07/31/2025
If you tell a child that an abusive parent 'really does love them,' then how are you going to tell a teenager that abuse is not love?
You can't. Because by then, you've already taught them that love can look like control, sound like screaming, and feel like fear. You’ve conditioned them to normalize pain if it comes from someone who claims to care. So when they end up in toxic relationships later in life—ones filled with emotional manipulation, gaslighting, or even physical harm—they won’t always recognize it as wrong. Why? Because it feels familiar. Because that seed was planted early on, when you asked them to overlook harm in the name of love.
When a child is taught to excuse abuse simply because it comes from a parent, they grow up believing that love is supposed to hurt. They learn to tolerate mistreatment and call it loyalty. They silence their own pain to keep the peace. They second-guess their instincts because someone they trusted told them that “it wasn’t that bad.” So how can you expect them to suddenly understand, as a teen or adult, that abuse is unacceptable? You’ve already blurred that line for them.
It is not love when someone violates your trust, your body, your voice, or your spirit.
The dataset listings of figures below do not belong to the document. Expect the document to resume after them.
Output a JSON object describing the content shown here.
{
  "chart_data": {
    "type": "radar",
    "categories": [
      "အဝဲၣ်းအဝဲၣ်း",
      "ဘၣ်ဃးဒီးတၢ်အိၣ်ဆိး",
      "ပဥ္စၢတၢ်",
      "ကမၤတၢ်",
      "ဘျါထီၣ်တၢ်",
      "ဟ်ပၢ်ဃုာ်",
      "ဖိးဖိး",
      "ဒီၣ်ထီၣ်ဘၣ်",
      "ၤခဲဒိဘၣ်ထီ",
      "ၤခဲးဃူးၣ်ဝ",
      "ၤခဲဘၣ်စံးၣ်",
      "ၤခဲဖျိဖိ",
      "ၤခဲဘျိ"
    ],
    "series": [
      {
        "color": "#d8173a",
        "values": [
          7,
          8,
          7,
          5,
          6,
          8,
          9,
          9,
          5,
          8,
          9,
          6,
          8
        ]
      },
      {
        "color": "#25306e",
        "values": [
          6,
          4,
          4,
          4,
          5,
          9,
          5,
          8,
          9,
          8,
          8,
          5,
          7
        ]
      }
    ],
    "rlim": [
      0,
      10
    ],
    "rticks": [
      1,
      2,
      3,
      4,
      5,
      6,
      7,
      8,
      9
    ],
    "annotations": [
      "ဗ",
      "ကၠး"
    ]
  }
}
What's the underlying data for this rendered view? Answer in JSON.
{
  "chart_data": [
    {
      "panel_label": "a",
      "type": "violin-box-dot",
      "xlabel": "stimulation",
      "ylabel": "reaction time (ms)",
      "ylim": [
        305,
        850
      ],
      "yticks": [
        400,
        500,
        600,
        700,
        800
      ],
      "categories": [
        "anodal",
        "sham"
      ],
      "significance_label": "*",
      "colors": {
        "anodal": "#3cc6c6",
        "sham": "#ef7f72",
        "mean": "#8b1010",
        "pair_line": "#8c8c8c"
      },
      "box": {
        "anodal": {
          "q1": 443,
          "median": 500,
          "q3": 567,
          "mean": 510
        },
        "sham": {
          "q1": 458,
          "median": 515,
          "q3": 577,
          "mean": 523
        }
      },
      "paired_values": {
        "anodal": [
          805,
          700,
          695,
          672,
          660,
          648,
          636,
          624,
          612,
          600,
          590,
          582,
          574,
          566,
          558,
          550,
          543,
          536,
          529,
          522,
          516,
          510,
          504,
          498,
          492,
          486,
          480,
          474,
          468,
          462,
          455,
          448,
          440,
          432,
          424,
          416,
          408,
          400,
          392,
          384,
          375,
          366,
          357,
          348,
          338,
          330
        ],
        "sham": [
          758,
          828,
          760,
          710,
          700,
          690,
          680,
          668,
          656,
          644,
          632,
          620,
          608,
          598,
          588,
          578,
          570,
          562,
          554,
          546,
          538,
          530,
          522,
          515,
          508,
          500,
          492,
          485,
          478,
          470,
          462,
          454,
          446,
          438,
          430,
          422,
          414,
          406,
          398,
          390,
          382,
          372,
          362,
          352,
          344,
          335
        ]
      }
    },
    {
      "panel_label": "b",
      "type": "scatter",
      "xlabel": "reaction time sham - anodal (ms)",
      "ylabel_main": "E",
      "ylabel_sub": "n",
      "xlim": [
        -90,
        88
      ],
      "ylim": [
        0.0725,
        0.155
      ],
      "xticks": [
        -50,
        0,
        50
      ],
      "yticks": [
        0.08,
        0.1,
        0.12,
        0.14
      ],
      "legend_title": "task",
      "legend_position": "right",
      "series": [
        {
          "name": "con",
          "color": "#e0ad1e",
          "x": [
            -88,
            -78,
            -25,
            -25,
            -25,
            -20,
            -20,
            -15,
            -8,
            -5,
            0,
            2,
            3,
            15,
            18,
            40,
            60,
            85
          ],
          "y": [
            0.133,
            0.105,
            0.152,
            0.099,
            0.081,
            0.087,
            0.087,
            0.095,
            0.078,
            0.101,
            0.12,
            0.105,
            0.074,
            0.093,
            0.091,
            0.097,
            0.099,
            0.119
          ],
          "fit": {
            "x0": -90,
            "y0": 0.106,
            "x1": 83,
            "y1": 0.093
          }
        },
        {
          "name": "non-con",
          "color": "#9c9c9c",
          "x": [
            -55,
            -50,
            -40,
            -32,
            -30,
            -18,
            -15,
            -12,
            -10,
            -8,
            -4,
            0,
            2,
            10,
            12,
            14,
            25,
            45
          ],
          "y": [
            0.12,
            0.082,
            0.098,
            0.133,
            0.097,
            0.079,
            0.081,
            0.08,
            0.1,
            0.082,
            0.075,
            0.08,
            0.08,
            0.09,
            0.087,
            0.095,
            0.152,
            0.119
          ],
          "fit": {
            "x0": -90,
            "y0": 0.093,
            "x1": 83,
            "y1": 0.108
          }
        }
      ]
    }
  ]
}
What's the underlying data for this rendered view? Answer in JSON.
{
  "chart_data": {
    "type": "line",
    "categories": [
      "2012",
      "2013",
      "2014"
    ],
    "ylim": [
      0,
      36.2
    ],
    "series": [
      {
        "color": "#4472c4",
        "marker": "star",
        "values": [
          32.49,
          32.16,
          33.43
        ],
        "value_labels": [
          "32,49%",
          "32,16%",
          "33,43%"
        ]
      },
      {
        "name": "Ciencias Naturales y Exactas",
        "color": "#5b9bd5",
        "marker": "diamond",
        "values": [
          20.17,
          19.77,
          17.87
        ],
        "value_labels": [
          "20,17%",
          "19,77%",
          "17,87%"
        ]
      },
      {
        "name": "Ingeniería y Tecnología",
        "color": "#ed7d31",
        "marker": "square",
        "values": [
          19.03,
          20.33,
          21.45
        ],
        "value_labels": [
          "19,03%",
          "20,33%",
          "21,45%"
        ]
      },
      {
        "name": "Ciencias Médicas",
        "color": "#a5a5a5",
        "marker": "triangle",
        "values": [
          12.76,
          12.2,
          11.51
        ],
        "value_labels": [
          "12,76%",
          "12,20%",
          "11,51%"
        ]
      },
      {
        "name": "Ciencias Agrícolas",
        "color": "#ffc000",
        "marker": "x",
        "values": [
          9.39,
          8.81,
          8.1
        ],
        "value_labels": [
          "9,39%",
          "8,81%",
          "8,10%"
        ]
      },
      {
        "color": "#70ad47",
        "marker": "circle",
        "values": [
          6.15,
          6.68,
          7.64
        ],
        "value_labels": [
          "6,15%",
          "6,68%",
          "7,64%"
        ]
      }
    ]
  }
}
Love doesn’t shame you, humiliate you, or use fear as a weapon. Real love protects. It uplifts. It makes you feel safe, not small.
If we want to raise emotionally healthy adults, we have to start by being honest with children. Stop telling them that abuse is love. Stop romanticizing suffering. Call harmful behavior what it is—so they can grow up knowing the difference between being loved and being controlled, between discipline and cruelty, between protection and possession.
Children deserve the truth. And healing begins when someone finally says, “What happened to you was not love.”